Les citoyens, de leur côté, notamment les citadins, continent à arroser copieusement leur gazon, à remplir souvent les piscines privées, à laver leurs voitures à grande eau alors qu’il suffit de 30 à 40 litres pour le faire correctement, les gaspillages d’eau étant multiples et coûteux.
Pendant ce temps-là, les pouvoirs publics font preuve d’une passivité, d’un immobilisme, voire d’une négligence coupables, compte tenu des enjeux considérables, pour prendre des mesures de nature à rationaliser la consommation d’eau par tous : entreprises industrielles, chantiers de bâtiment, hôtels, collectivités locales et ménages. Qu’attendons-nous pour organiser une puissante campagne de sensibilisation quant à la rationalisation de la consommation d’eau dans tous les domaines de la vie quotidienne et dans tous les secteurs ? C’est le rôle du ministère de l’Agriculture et de la SONEDE, mais aussi la responsabilité de l’Etat, de l’Administration, de la société civile et des citoyens.
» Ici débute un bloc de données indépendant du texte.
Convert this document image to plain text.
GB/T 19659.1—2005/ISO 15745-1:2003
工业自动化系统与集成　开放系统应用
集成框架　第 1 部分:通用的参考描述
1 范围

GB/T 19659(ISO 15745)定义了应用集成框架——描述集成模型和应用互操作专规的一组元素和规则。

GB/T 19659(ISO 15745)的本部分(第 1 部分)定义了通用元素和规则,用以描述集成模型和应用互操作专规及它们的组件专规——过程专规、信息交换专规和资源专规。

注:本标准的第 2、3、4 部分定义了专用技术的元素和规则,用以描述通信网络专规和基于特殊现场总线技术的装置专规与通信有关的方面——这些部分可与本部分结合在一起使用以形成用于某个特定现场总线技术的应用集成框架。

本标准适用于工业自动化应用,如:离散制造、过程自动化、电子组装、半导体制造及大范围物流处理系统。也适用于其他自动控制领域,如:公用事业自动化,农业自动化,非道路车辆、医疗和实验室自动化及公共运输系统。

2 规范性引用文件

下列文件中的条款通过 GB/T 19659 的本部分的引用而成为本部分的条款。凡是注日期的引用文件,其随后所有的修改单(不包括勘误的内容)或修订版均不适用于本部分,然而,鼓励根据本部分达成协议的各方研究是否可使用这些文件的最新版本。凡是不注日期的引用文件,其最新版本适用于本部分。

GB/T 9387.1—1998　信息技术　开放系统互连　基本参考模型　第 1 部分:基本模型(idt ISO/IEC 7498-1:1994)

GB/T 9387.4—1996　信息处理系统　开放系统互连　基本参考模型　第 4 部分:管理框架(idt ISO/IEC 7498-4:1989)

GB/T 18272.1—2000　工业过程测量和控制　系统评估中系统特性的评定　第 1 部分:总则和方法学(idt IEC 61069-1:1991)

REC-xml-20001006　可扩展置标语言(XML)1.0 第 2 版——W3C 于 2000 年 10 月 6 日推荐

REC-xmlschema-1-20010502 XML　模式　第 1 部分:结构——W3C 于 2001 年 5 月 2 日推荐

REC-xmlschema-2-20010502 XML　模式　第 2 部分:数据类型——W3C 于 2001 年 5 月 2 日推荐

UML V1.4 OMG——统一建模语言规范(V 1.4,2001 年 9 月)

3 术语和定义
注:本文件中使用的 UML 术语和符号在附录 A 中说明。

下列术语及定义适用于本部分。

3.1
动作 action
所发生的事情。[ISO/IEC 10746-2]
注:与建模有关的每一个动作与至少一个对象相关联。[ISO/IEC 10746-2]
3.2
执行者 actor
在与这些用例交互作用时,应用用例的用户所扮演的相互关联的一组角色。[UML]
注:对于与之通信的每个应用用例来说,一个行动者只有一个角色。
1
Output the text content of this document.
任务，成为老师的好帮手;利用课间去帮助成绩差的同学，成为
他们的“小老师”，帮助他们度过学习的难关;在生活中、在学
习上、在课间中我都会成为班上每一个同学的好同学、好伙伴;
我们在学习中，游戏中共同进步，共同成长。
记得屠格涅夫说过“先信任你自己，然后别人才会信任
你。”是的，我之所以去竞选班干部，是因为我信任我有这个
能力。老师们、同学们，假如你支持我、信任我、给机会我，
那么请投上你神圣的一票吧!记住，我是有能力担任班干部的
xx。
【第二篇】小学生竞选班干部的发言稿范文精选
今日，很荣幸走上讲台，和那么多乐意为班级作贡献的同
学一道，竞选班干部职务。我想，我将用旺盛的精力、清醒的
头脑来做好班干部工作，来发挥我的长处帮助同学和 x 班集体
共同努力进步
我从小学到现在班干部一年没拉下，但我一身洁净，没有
Serons-nous obligés, alors que le tourisme redémarre espérons-le du bon pied, d’interdire à nos visiteurs étrangers de prendre plusieurs douches par jour, ou encore de ne pas mettre à leur disposition des piscines propres à eau renouvelée souvent pour des raisons d’hygiène publique sous prétexte qu’il y a sécheresse ?
Nous devons donc prendre des mesures préventives pour éviter ce genre de situations embarrassantes et contre-productives.